News of a creepy time traveller stalker shocked the world this week, when a young woman looking through her old photos discovered her boyfriend secretly stalking her in time, appearing at events of her childhood.

The young woman in question, whose name is given only as Kotaku by The People’s Daily in China, is said to be horrified to discover her new boyfriend named Wan in some of her childhood photos. In each one Wan appears to be whispering secret messages to her childhood self, a desperate attempt to influence her older self, likely after she dumped him in the future.
While the world may be surprised, the news comes as no surprise to me. The phenomenon of time travelling romantic stalkers has been well-documented over the years and worse, celebrated by the mainstream media.
Now I have taken a lot of flack over the years for including Time Travellers as a separate category in The Monstrometer – not to mention for my spelling of the word traveller – traveler?– but I can assure you this behaviour is a growing threat to every being on the planet.

As anyone who has ever been dumped will tell you – not referring to myself here of course – but as any hypothetical anyone will tell you, being dumped always involves a period of wondering, what if I had just said no instead of yes when she asked, do these shorts make me look fat? Or if I had actually just taken her to the mall instead of making her wait while I checked zombie proofing protocols first?
Many Time Travelling “Romance Repair” agencies exist to take advantage of precisely this kind of rumination. How much would you pay to go back in time and unsay that thing you said? Or do that thing you should have done? A one-time intervention starts around $86.17, temporal tax included.
Sure it seemed like a good idea at the time. But then one intervention was never enough. I say no, you look great but then later she asks a tricky follow-up question like, notice anything new about my hair? Or like, what are you thinking? And she still dumped me. Er, the hypothetical you, I mean. Point is, that temporal intervention bill can really start to add up.

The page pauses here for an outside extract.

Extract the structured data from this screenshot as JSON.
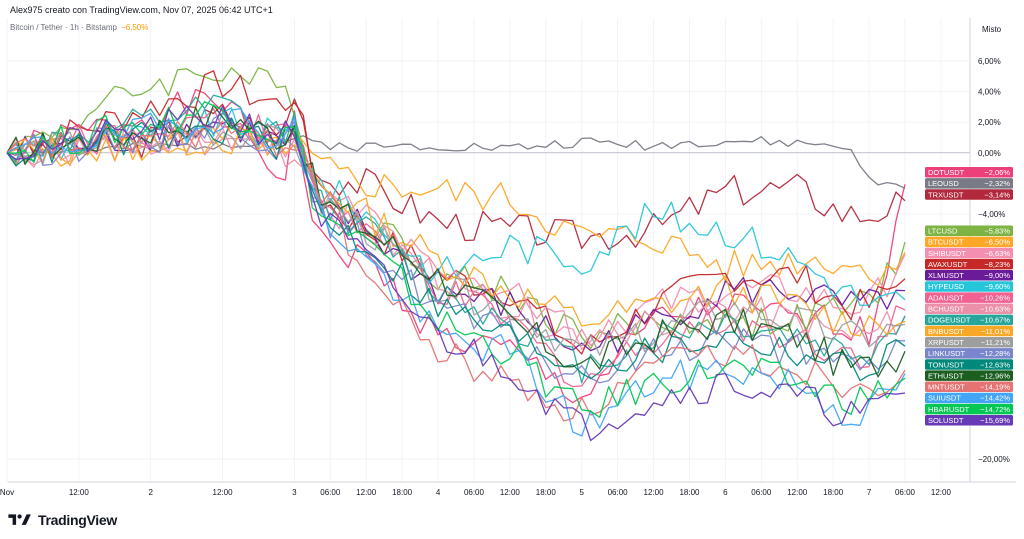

And that’s when an even creepier subset of these agencies will offer to send you further and further into the past so you can implant the idea of yourself in the mind of your future love interest at a more impressionable age. All you need is a childhood photo of your ex to anchor and time your arrival in her life, they tell you. Like Wan has clearly done in these photos. How easy is that?
As it turns out, not so easy. Most women guard their childhood photos like a leprechaun does gold. They won’t even show them to you, let alone give you one. And certainly not after she dumps you. So you would have to steal one somehow. But even if I succeeded in stealing one without getting caught, my successful arrival at the exact moment the snapshot was taken GUARANTEES getting caught. And then I would have to steal that photo all over again in the future.

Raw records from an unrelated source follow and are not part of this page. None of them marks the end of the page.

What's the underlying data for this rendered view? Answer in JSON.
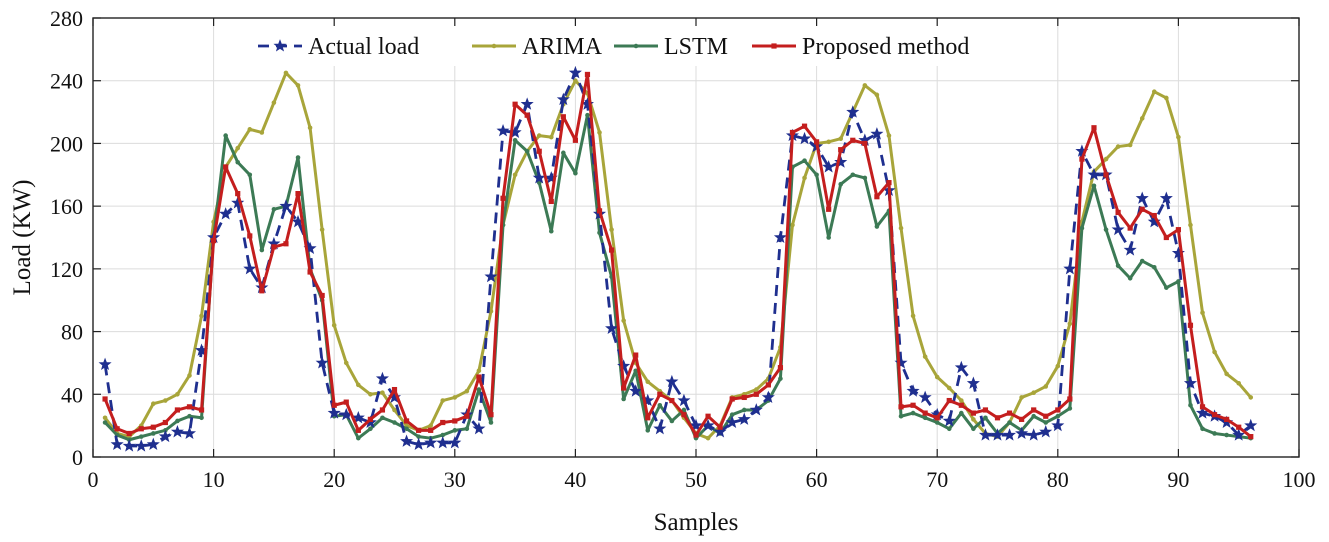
{
  "chart_data": {
    "type": "line",
    "title": "",
    "xlabel": "Samples",
    "ylabel": "Load (KW)",
    "xlim": [
      0,
      100
    ],
    "ylim": [
      0,
      280
    ],
    "xticks": [
      0,
      10,
      20,
      30,
      40,
      50,
      60,
      70,
      80,
      90,
      100
    ],
    "yticks": [
      0,
      40,
      80,
      120,
      160,
      200,
      240,
      280
    ],
    "grid": true,
    "legend_position": "top",
    "x": [
      1,
      2,
      3,
      4,
      5,
      6,
      7,
      8,
      9,
      10,
      11,
      12,
      13,
      14,
      15,
      16,
      17,
      18,
      19,
      20,
      21,
      22,
      23,
      24,
      25,
      26,
      27,
      28,
      29,
      30,
      31,
      32,
      33,
      34,
      35,
      36,
      37,
      38,
      39,
      40,
      41,
      42,
      43,
      44,
      45,
      46,
      47,
      48,
      49,
      50,
      51,
      52,
      53,
      54,
      55,
      56,
      57,
      58,
      59,
      60,
      61,
      62,
      63,
      64,
      65,
      66,
      67,
      68,
      69,
      70,
      71,
      72,
      73,
      74,
      75,
      76,
      77,
      78,
      79,
      80,
      81,
      82,
      83,
      84,
      85,
      86,
      87,
      88,
      89,
      90,
      91,
      92,
      93,
      94,
      95,
      96
    ],
    "series": [
      {
        "name": "Actual load",
        "color": "#1f2f8f",
        "style": "dashed",
        "marker": "star",
        "values": [
          59,
          8,
          7,
          7,
          8,
          13,
          16,
          15,
          68,
          140,
          155,
          162,
          120,
          108,
          136,
          160,
          150,
          133,
          60,
          28,
          27,
          25,
          22,
          50,
          38,
          10,
          8,
          9,
          9,
          9,
          27,
          18,
          115,
          208,
          207,
          225,
          178,
          178,
          228,
          245,
          225,
          155,
          82,
          58,
          42,
          36,
          18,
          48,
          36,
          20,
          20,
          16,
          22,
          24,
          30,
          38,
          140,
          205,
          203,
          198,
          185,
          188,
          220,
          202,
          206,
          170,
          60,
          42,
          38,
          27,
          23,
          57,
          47,
          14,
          14,
          14,
          15,
          14,
          16,
          20,
          120,
          195,
          180,
          180,
          145,
          132,
          165,
          150,
          165,
          130,
          47,
          28,
          26,
          22,
          14,
          20
        ]
      },
      {
        "name": "ARIMA",
        "color": "#a8a53a",
        "style": "solid",
        "marker": "dot",
        "values": [
          25,
          15,
          13,
          20,
          34,
          36,
          40,
          52,
          90,
          150,
          185,
          197,
          209,
          207,
          226,
          245,
          237,
          210,
          145,
          84,
          60,
          46,
          40,
          41,
          30,
          20,
          17,
          20,
          36,
          38,
          42,
          55,
          93,
          148,
          180,
          195,
          205,
          204,
          225,
          240,
          232,
          207,
          145,
          87,
          60,
          48,
          42,
          36,
          25,
          15,
          12,
          20,
          38,
          40,
          43,
          50,
          70,
          148,
          178,
          200,
          201,
          203,
          220,
          237,
          231,
          205,
          146,
          90,
          64,
          51,
          44,
          36,
          24,
          15,
          13,
          22,
          38,
          41,
          45,
          58,
          85,
          150,
          182,
          190,
          198,
          199,
          216,
          233,
          229,
          204,
          148,
          92,
          67,
          53,
          47,
          38
        ]
      },
      {
        "name": "LSTM",
        "color": "#3c7a55",
        "style": "solid",
        "marker": "dot",
        "values": [
          22,
          14,
          11,
          13,
          15,
          17,
          23,
          26,
          25,
          140,
          205,
          188,
          180,
          132,
          158,
          160,
          191,
          120,
          100,
          26,
          27,
          12,
          18,
          25,
          22,
          18,
          13,
          12,
          14,
          17,
          18,
          43,
          22,
          148,
          202,
          195,
          175,
          144,
          194,
          181,
          218,
          143,
          115,
          37,
          55,
          17,
          33,
          23,
          30,
          12,
          20,
          15,
          27,
          30,
          30,
          36,
          50,
          185,
          189,
          180,
          140,
          174,
          180,
          178,
          147,
          157,
          26,
          28,
          25,
          22,
          18,
          28,
          18,
          25,
          15,
          22,
          17,
          26,
          22,
          26,
          31,
          146,
          173,
          145,
          122,
          114,
          125,
          121,
          108,
          112,
          33,
          18,
          15,
          14,
          13,
          12
        ]
      },
      {
        "name": "Proposed method",
        "color": "#c41e1e",
        "style": "solid",
        "marker": "square",
        "values": [
          37,
          18,
          15,
          18,
          19,
          22,
          30,
          32,
          30,
          138,
          185,
          168,
          141,
          106,
          134,
          136,
          168,
          118,
          103,
          33,
          35,
          17,
          24,
          30,
          43,
          23,
          17,
          17,
          22,
          23,
          26,
          51,
          27,
          165,
          225,
          218,
          195,
          163,
          217,
          202,
          244,
          157,
          132,
          44,
          65,
          25,
          40,
          36,
          27,
          14,
          26,
          19,
          37,
          38,
          40,
          46,
          57,
          207,
          211,
          201,
          158,
          196,
          202,
          200,
          166,
          175,
          32,
          33,
          28,
          25,
          36,
          33,
          28,
          30,
          25,
          28,
          24,
          30,
          26,
          30,
          37,
          190,
          210,
          180,
          156,
          146,
          158,
          154,
          140,
          145,
          84,
          32,
          27,
          24,
          19,
          13
        ]
      }
    ]
  }
}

Furthermore, the science is not sound. Granted, there is some dubious research to show that our relationship preferences are set in childhood, in that period of time before you can even make memories. But there is even more convincing research that shows temporal stalking is super creepy and virtually guarantees your future dumpage. Kotaku for instance dumped Wan.
So whether you be the dumper or the dumpee, beware the false promises of time travel, guard your childhood photos under lock and key and just keep on keeping on into your future. Where there’s Survival, there’s always hope for a better tomorrow.